Students in Lagos State Government-owned schools will be promoted to the next classes using continuous assessments.
“(For) the reopening (of schools) we’re doing, we are working with the Federal Government so I will not unilaterally say that we are doing this or that but we are planning,” Adefisayo said during a programme on Channels Television on Thursday.
She continues, “There are two scenarios, if we don’t have the third term, it means that we push next session to next year.
“Each one has its own complexity but we will do what is best for the students. But if the students do not do the third term examination, they will use their CA (continuous assessment).”
Both private and public schools in the state were shut in March after Lagos State accounted for Nigeria’s first coronavirus case.
Currently, Nigeria has 48,116 confirmed cases of the virus and Lagos State is leading as the epicentre with 15,984 as of Wednesday.
Lagos State governor Babajide Sanwo-Olu had warned severally that continued non-compliance to safety guidelines issued by the Nigeria Centre for Disease Control (NCDC) and the World Health Organisation (WHO) may lead to a surge in the number of cases
He had insisted that it was unsafe to reopen schools and urged parents to direct their children to learn virtually and through television programmes on state-owned station during the shutdown period.

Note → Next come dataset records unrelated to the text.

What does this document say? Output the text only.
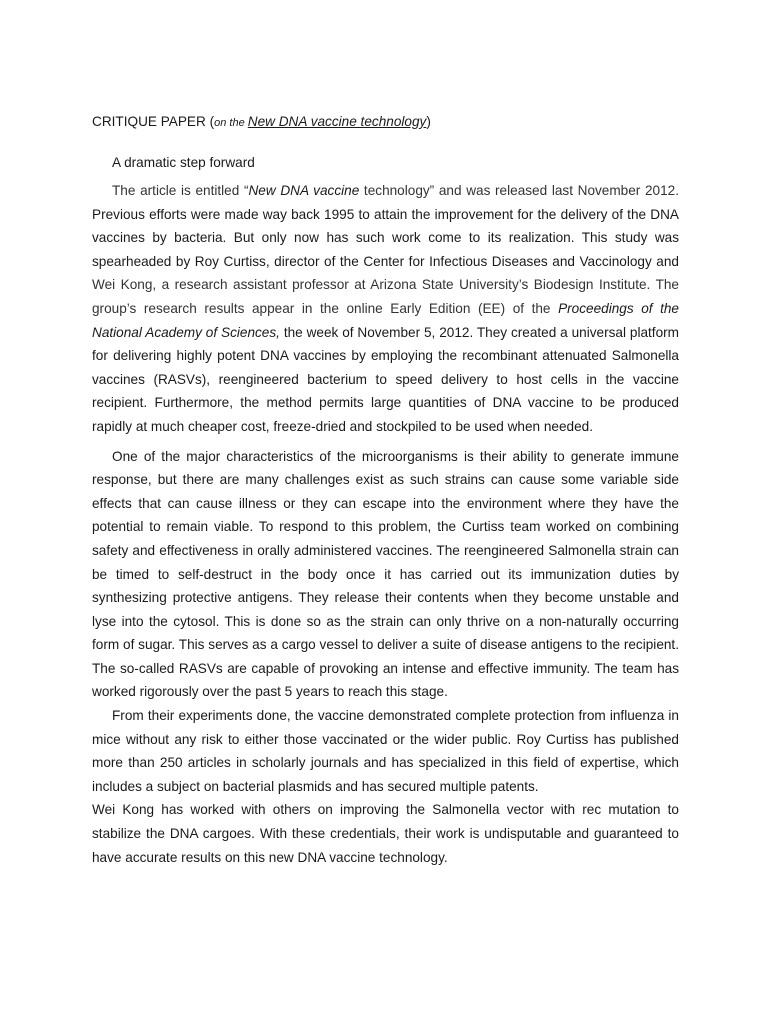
CRITIQUE PAPER (on the New DNA vaccine technology)
A dramatic step forward

The article is entitled “New DNA vaccine technology” and was released last November 2012. Previous efforts were made way back 1995 to attain the improvement for the delivery of the DNA vaccines by bacteria. But only now has such work come to its realization. This study was spearheaded by Roy Curtiss, director of the Center for Infectious Diseases and Vaccinology and Wei Kong, a research assistant professor at Arizona State University’s Biodesign Institute. The group’s research results appear in the online Early Edition (EE) of the Proceedings of the National Academy of Sciences, the week of November 5, 2012. They created a universal platform for delivering highly potent DNA vaccines by employing the recombinant attenuated Salmonella vaccines (RASVs), reengineered bacterium to speed delivery to host cells in the vaccine recipient. Furthermore, the method permits large quantities of DNA vaccine to be produced rapidly at much cheaper cost, freeze-dried and stockpiled to be used when needed.

One of the major characteristics of the microorganisms is their ability to generate immune response, but there are many challenges exist as such strains can cause some variable side effects that can cause illness or they can escape into the environment where they have the potential to remain viable. To respond to this problem, the Curtiss team worked on combining safety and effectiveness in orally administered vaccines. The reengineered Salmonella strain can be timed to self-destruct in the body once it has carried out its immunization duties by synthesizing protective antigens. They release their contents when they become unstable and lyse into the cytosol. This is done so as the strain can only thrive on a non-naturally occurring form of sugar. This serves as a cargo vessel to deliver a suite of disease antigens to the recipient. The so-called RASVs are capable of provoking an intense and effective immunity. The team has worked rigorously over the past 5 years to reach this stage.

From their experiments done, the vaccine demonstrated complete protection from influenza in mice without any risk to either those vaccinated or the wider public. Roy Curtiss has published more than 250 articles in scholarly journals and has specialized in this field of expertise, which includes a subject on bacterial plasmids and has secured multiple patents.

Wei Kong has worked with others on improving the Salmonella vector with rec mutation to stabilize the DNA cargoes. With these credentials, their work is undisputable and guaranteed to have accurate results on this new DNA vaccine technology.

But due to unavoidable circumstances that students in exit classes should return to school for their West African Examination (WAEC) as directed by the Nigerian government, students writing the exams have resumed school since Tuesday, August 4.
The state’s health commissioner said last month that the state may hit a peak in August.
While it is yet unclear of when and if there will be a full convergence of students resuming to school, Adefisayo said there will be an unusual mode of promoting students to next classes due to the lockdown.
She explained that “this thing (COVID-19 outbreak) started in the second term and remember they have CA in the first term and second term and when they come in, we can have a baseline assessment for all of them and that is what we are going to do in our schools, in public schools.”